Волков смотрел на кончик догорающей папиросы, которую все еще держал в руке. Пепел с нее упал на зеленое сукно стола, оставив маленькое серое пятно.
— Мне хорошо известна ваша непростая семейная ситуация, — продолжил пару секунд спустя Волков. — Мы все понимаем и желаем вам только добра.
От брака с Ириной у Гранина осталась лишь горькая, почти утраченная привычка к определенному укладу, приправленная легким послевкусием вины. С детьми у них не вышло, хотя Гранин всегда мечтал о дочке. Они развелись тихо и без скандалов, исчерпав весь запас нежности, как однажды из ощущения жалости выкуривают пачку дорогих, но невкусных папирос.
Ирина, женщина с мягким характером, но большими ожиданиями, в конце концов устала жить с человеком, который все больше молча сидел в кресле, глядя в стену. Он будто читал на обоях видимый только ему, бесконечно длинный текст. Гранин ничего не мог с собой поделать. В последние годы он чувствовал себя все хуже, иногда не понимая, что болит сильнее, тело или душа.
От бывшей жены Виктору Петровичу осталась только искусно сделанная серебряная закладка в виде молнии и книга по азиатской философии, которую он так и не прочел.

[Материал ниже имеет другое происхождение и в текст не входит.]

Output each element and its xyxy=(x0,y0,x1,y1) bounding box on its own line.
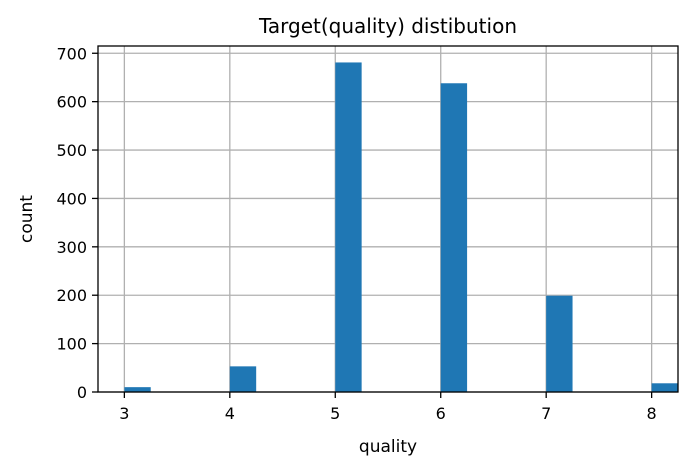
chart-title: Target(quality) distibution xyxy=(258,14,517,38)
y-tick-label: 100 xyxy=(56,335,87,354)
y-tick-label: 300 xyxy=(56,238,87,257)
y-tick-label: 400 xyxy=(56,189,87,208)
bar-quality-5 xyxy=(335,62,362,392)
y-axis-ticks: 0 100 200 300 400 500 600 700 xyxy=(56,44,98,402)
x-tick-label: 6 xyxy=(436,404,446,423)
x-axis-label: quality xyxy=(359,437,417,457)
bar-quality-4 xyxy=(229,366,257,392)
plot-frame xyxy=(97,45,679,393)
bar-quality-3 xyxy=(124,387,151,392)
grid-lines xyxy=(98,46,678,393)
x-tick-label: 8 xyxy=(647,404,657,423)
y-tick-label: 200 xyxy=(56,286,87,305)
bar-quality-7 xyxy=(546,295,573,392)
x-axis-ticks: 3 4 5 6 7 8 xyxy=(119,392,657,423)
x-tick-label: 5 xyxy=(330,404,340,423)
y-tick-label: 0 xyxy=(77,383,87,402)
y-tick-label: 700 xyxy=(56,44,87,63)
bars-group xyxy=(124,62,678,392)
y-tick-label: 600 xyxy=(56,93,87,112)
x-tick-label: 4 xyxy=(225,404,235,423)
y-tick-label: 500 xyxy=(56,141,87,160)
bar-quality-8 xyxy=(651,383,678,392)
x-tick-label: 7 xyxy=(541,404,551,423)
y-axis-label: count xyxy=(17,195,37,243)
bar-quality-6 xyxy=(440,83,468,392)
x-tick-label: 3 xyxy=(119,404,129,423)
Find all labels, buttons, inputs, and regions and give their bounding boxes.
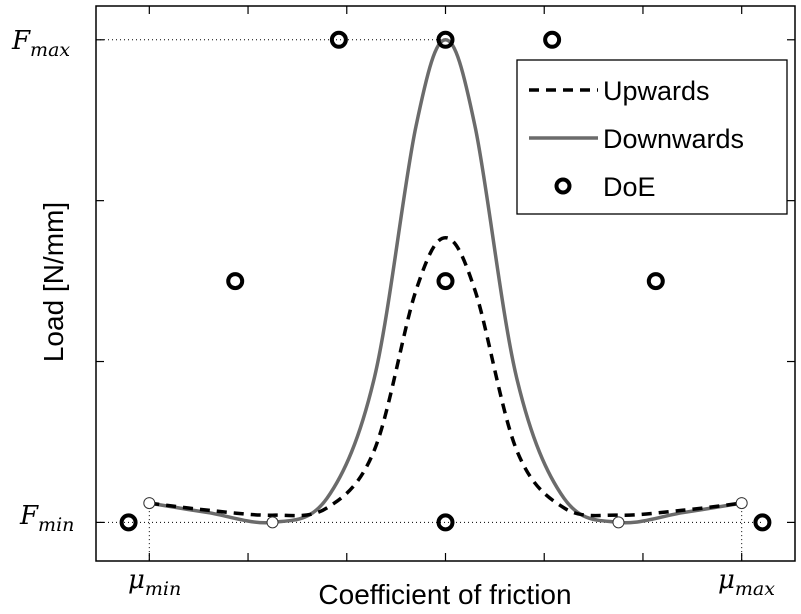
doe-marker <box>226 272 245 291</box>
doe-marker <box>436 272 455 291</box>
doe-marker <box>119 513 138 532</box>
doe-marker <box>753 513 772 532</box>
doe-marker <box>543 30 562 49</box>
control-point-marker <box>266 516 279 529</box>
series-line-upwards <box>149 235 742 518</box>
axis-ticks <box>96 6 795 561</box>
x-axis-title: Coefficient of friction <box>318 579 571 610</box>
doe-markers <box>119 30 772 532</box>
curves <box>149 38 742 525</box>
y-tick-label-max: Fmax <box>11 26 70 61</box>
x-tick-label-max: μmax <box>718 565 775 600</box>
series-line-downwards <box>149 38 742 525</box>
control-points <box>143 497 748 529</box>
control-point-marker <box>143 497 156 510</box>
y-tick-label-min: Fmin <box>19 501 74 536</box>
legend: Upwards Downwards DoE <box>516 59 788 215</box>
legend-label-downwards: Downwards <box>603 124 744 154</box>
legend-label-doe: DoE <box>603 172 656 202</box>
legend-swatch-doe <box>554 177 572 195</box>
legend-label-upwards: Upwards <box>603 76 710 106</box>
doe-marker <box>436 30 455 49</box>
y-axis-title: Load [N/mm] <box>38 202 69 362</box>
doe-marker <box>646 272 665 291</box>
control-point-marker <box>735 497 748 510</box>
x-tick-label-min: μmin <box>128 565 181 600</box>
control-point-marker <box>612 516 625 529</box>
doe-marker <box>329 30 348 49</box>
doe-marker <box>436 513 455 532</box>
guide-lines <box>96 39 763 561</box>
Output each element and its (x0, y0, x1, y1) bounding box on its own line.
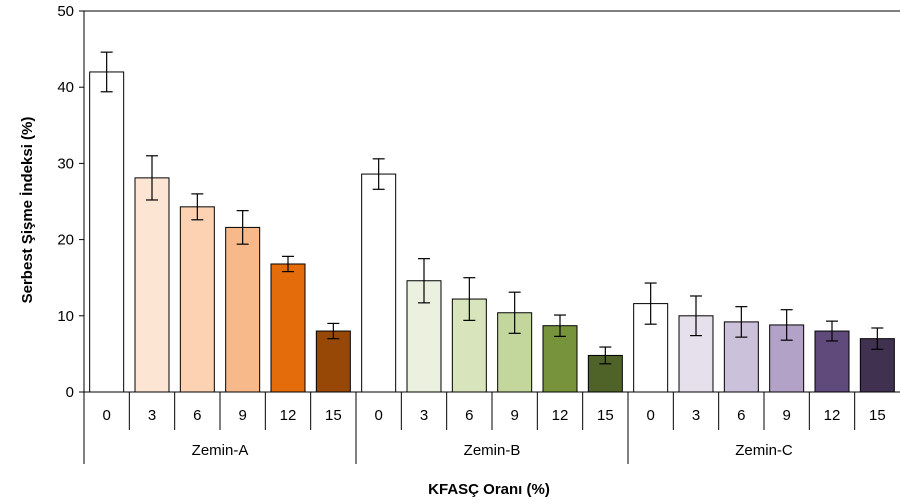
y-axis: 0 10 20 30 40 50 (57, 3, 900, 401)
bar-zemin-a-6 (179, 206, 215, 393)
x-tick-label: 0 (374, 407, 382, 424)
x-tick-label: 12 (824, 407, 841, 424)
x-axis: 0 3 6 9 12 15 Zemin-A 0 3 6 9 12 15 Zemin-B 0 3 6 9 12 15 Ze… (83, 391, 900, 464)
x-tick-label: 15 (869, 407, 886, 424)
x-tick-label: 9 (238, 407, 246, 424)
y-tick-label: 50 (57, 3, 74, 20)
x-group-label: Zemin-A (192, 442, 249, 459)
bar-zemin-b-0 (361, 173, 397, 393)
y-axis-title: Serbest Şişme İndeksi (%) (19, 117, 36, 304)
x-tick-label: 3 (420, 407, 428, 424)
y-tick-label: 30 (57, 155, 74, 172)
x-tick-label: 3 (148, 407, 156, 424)
x-group-label: Zemin-B (464, 442, 521, 459)
error-bars (100, 51, 884, 365)
x-tick-label: 9 (510, 407, 518, 424)
x-tick-label: 15 (325, 407, 342, 424)
x-tick-label: 12 (552, 407, 569, 424)
y-tick-label: 10 (57, 308, 74, 325)
bars (89, 71, 895, 393)
bar-zemin-a-0 (89, 71, 125, 393)
bar-zemin-a-12 (270, 263, 306, 393)
bar-zemin-a-3 (134, 177, 170, 393)
x-tick-label: 0 (102, 407, 110, 424)
x-tick-label: 3 (692, 407, 700, 424)
x-tick-label: 0 (646, 407, 654, 424)
x-tick-label: 6 (465, 407, 473, 424)
y-tick-label: 40 (57, 79, 74, 96)
x-group-label: Zemin-C (735, 442, 793, 459)
bar-zemin-a-15 (315, 330, 351, 393)
x-tick-label: 6 (193, 407, 201, 424)
y-tick-label: 0 (66, 384, 74, 401)
x-tick-label: 15 (597, 407, 614, 424)
x-tick-label: 9 (782, 407, 790, 424)
x-tick-label: 12 (280, 407, 297, 424)
bar-zemin-a-9 (225, 226, 261, 393)
x-axis-title: KFASÇ Oranı (%) (428, 481, 550, 498)
x-tick-label: 6 (737, 407, 745, 424)
y-tick-label: 20 (57, 232, 74, 249)
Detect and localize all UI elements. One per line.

Вот уже полтора года Гранин жил один в маленькой квартире в Лаврушинском переулке.
Волков поднялся из кресла и протянул Гранину руку, давая понять, что разговор окончен. Плечами он перекрыл мягкий свет бра и его тень в клубах табачного дыма легла на писателя ажурными багровыми пятнами:
— Вы будто не очень довольны, Виктор Петрович. — медленно произнес он. — Но поверьте мне, не всякому литератору у нас выпадает такой уникальный шанс. Используйте его. И для своего оздоровления, и для выполнения важной партийной задачи. Путевка действует с двадцатых чисел июля. Помните, что доверие вам оказано величайшее. Вы уж не подведите.
Гранин вышел из кабинета, сжимая в пальцах холодную бумагу путевки. Он давно привык быть литературным инженером, возводящим монументы из чужих мыслей и идей.
Глава 3. Юность
Гранин тревожно дремал по дороге в санаторий. Сон окутывал его тягучей массой, словно пластом влажной глины. Ему чудился теплый запах преющей хвои, пологий спуск к реке в сосновом бору и осенняя коричневая вода, теряющая последние признаки лета. Он видел небольшой песчаный пятачок, изъеденный обнаженными корнями прибрежных сосен. Наполовину уйдя в песок, у самой кромки воды ржавел велосипедный обод — как единственное свидетельство присутствия человека. Вековые сосны почти касались хмурого низкого неба, вырывая из него редкие холодные капли. В глубине речной воды угадывалось что-то безмолвное.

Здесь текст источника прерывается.